In an inhalation OECD 422 study conducted to GLP (reliability score 1) the NOAEL for systemic toxicity of the adult rats was at least 5000 ppm (the highest concentration tested).

Executive summary:

In an inhalation OECD 422 study conducted to GLP (reliability score 1) the NOAEL for systemic toxicity of the adult rats was at least 5000 ppm (the highest concentration tested).

Endpoint conclusion

Endpoint conclusion:

no adverse effect observed

Dose descriptor:

NOAEC

18 000 mg/m³

Study duration:

subacute

Species:

rat

Repeated dose toxicity: inhalation - local effects

Endpoint conclusion

Endpoint conclusion:

no study available

Repeated dose toxicity: dermal - systemic effects

Endpoint conclusion

Endpoint conclusion:

no study available

Repeated dose toxicity: dermal - local effects

Endpoint conclusion

Endpoint conclusion:

no study available

Additional information

The key study for repeated dose toxicity is the only available study for this endpoint (Dow Corning Corporation, 2005). The study was conducted in accordance with OECD Test Guideline 422 and in compliance with GLP and was therefore assigned Reliability Score 1. Inhalation exposure of the test substance to male and female Sprague-Dawley rats at concentrations of up to 5000 ppm for 28-46 consecutive days was generally well tolerated. There were no clinical signs or effects on body weights and food consumption. No treatment-related changes were observed in any functional observational battery or motor activity parameters. There were no treatment-related alterations in hematology, serum chemistry, organ weights, organ-to-body weight ratios or microscopic examination of organs/tissues among the groups. Histopathological examination of tissues for control and high exposure animals demonstrated no significant findings. Based on the results of this study, the NOAEL for tetramethylsilane was 5000 ppm for systemic toxicology in rats via whole-body vapour inhalation.

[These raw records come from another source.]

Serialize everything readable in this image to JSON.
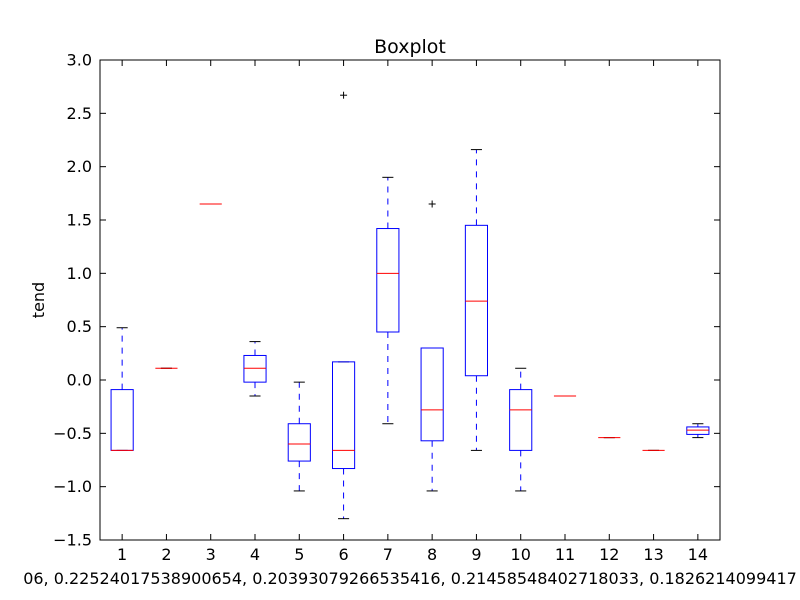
{
  "chart_data": {
    "type": "boxplot",
    "title": "Boxplot",
    "xlabel": "06, 0.2252401753890065​4, 0.20393079266535416, 0.21458548402718033, 0.1826214099417",
    "ylabel": "tend",
    "ylim": [
      -1.5,
      3.0
    ],
    "yticks": [
      "−1.5",
      "−1.0",
      "−0.5",
      "0.0",
      "0.5",
      "1.0",
      "1.5",
      "2.0",
      "2.5",
      "3.0"
    ],
    "ytick_values": [
      -1.5,
      -1.0,
      -0.5,
      0.0,
      0.5,
      1.0,
      1.5,
      2.0,
      2.5,
      3.0
    ],
    "categories": [
      "1",
      "2",
      "3",
      "4",
      "5",
      "6",
      "7",
      "8",
      "9",
      "10",
      "11",
      "12",
      "13",
      "14"
    ],
    "boxes": [
      {
        "label": "1",
        "whislo": -0.66,
        "q1": -0.66,
        "med": -0.66,
        "q3": -0.09,
        "whishi": 0.49,
        "fliers": []
      },
      {
        "label": "2",
        "whislo": 0.11,
        "q1": 0.11,
        "med": 0.11,
        "q3": 0.11,
        "whishi": 0.11,
        "fliers": []
      },
      {
        "label": "3",
        "whislo": 1.65,
        "q1": 1.65,
        "med": 1.65,
        "q3": 1.65,
        "whishi": 1.65,
        "fliers": []
      },
      {
        "label": "4",
        "whislo": -0.15,
        "q1": -0.02,
        "med": 0.11,
        "q3": 0.23,
        "whishi": 0.36,
        "fliers": []
      },
      {
        "label": "5",
        "whislo": -1.04,
        "q1": -0.76,
        "med": -0.6,
        "q3": -0.41,
        "whishi": -0.02,
        "fliers": []
      },
      {
        "label": "6",
        "whislo": -1.3,
        "q1": -0.83,
        "med": -0.66,
        "q3": 0.17,
        "whishi": 0.17,
        "fliers": [
          2.67
        ]
      },
      {
        "label": "7",
        "whislo": -0.41,
        "q1": 0.45,
        "med": 1.0,
        "q3": 1.42,
        "whishi": 1.9,
        "fliers": []
      },
      {
        "label": "8",
        "whislo": -1.04,
        "q1": -0.57,
        "med": -0.28,
        "q3": 0.3,
        "whishi": 0.3,
        "fliers": [
          1.65
        ]
      },
      {
        "label": "9",
        "whislo": -0.66,
        "q1": 0.04,
        "med": 0.74,
        "q3": 1.45,
        "whishi": 2.16,
        "fliers": []
      },
      {
        "label": "10",
        "whislo": -1.04,
        "q1": -0.66,
        "med": -0.28,
        "q3": -0.09,
        "whishi": 0.11,
        "fliers": []
      },
      {
        "label": "11",
        "whislo": -0.15,
        "q1": -0.15,
        "med": -0.15,
        "q3": -0.15,
        "whishi": -0.15,
        "fliers": []
      },
      {
        "label": "12",
        "whislo": -0.54,
        "q1": -0.54,
        "med": -0.54,
        "q3": -0.54,
        "whishi": -0.54,
        "fliers": []
      },
      {
        "label": "13",
        "whislo": -0.66,
        "q1": -0.66,
        "med": -0.66,
        "q3": -0.66,
        "whishi": -0.66,
        "fliers": []
      },
      {
        "label": "14",
        "whislo": -0.54,
        "q1": -0.51,
        "med": -0.47,
        "q3": -0.44,
        "whishi": -0.41,
        "fliers": []
      }
    ],
    "colors": {
      "box": "#0000ff",
      "median": "#ff0000",
      "flier": "#000000"
    },
    "grid": false,
    "legend": "none"
  }
}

A seven day dose-range finding inhalation study (Dow Corning Corporation, 2004, reliability score 4) was conducted in Crl;CD rats and not in compliance with GLP (Dow Corning Corporation, 2004, reliability score 4). The NOAEL for tetramethylsilane was greater than 5000 ppm, the highest dose tested, and the findings were used for dose selection for the main repeated dose study.

A repeated toxicity study via the oral route (OECD Test Guideline 408) is not required on the grounds that there is no significant exposure to humans. Tetramethylsilane is a highly volatile, extremely flammable liquid which forms explosive mixtures with air. Handling of the material is therefore carried out under rigorous containment, as described in Section 9. The recommended uses of the substance are limited to processes in closed systems in the chemical industry and semiconductor manufacturing sector. Very small quantities (typically <25 ml containers) may be supplied for laboratory use by trained workers. Due to the physicochemical properties, such handling is recommended to be performed only in fume cupboards or glove boxes under nitrogen. There are no wide-dispersive uses of the substance.

Justification for classification or non-classification

There are no data to suggest that tetramethylsilane should be classified for specific target organ toxicity following repeated exposure according to Regulation (EC) No 1272/2008.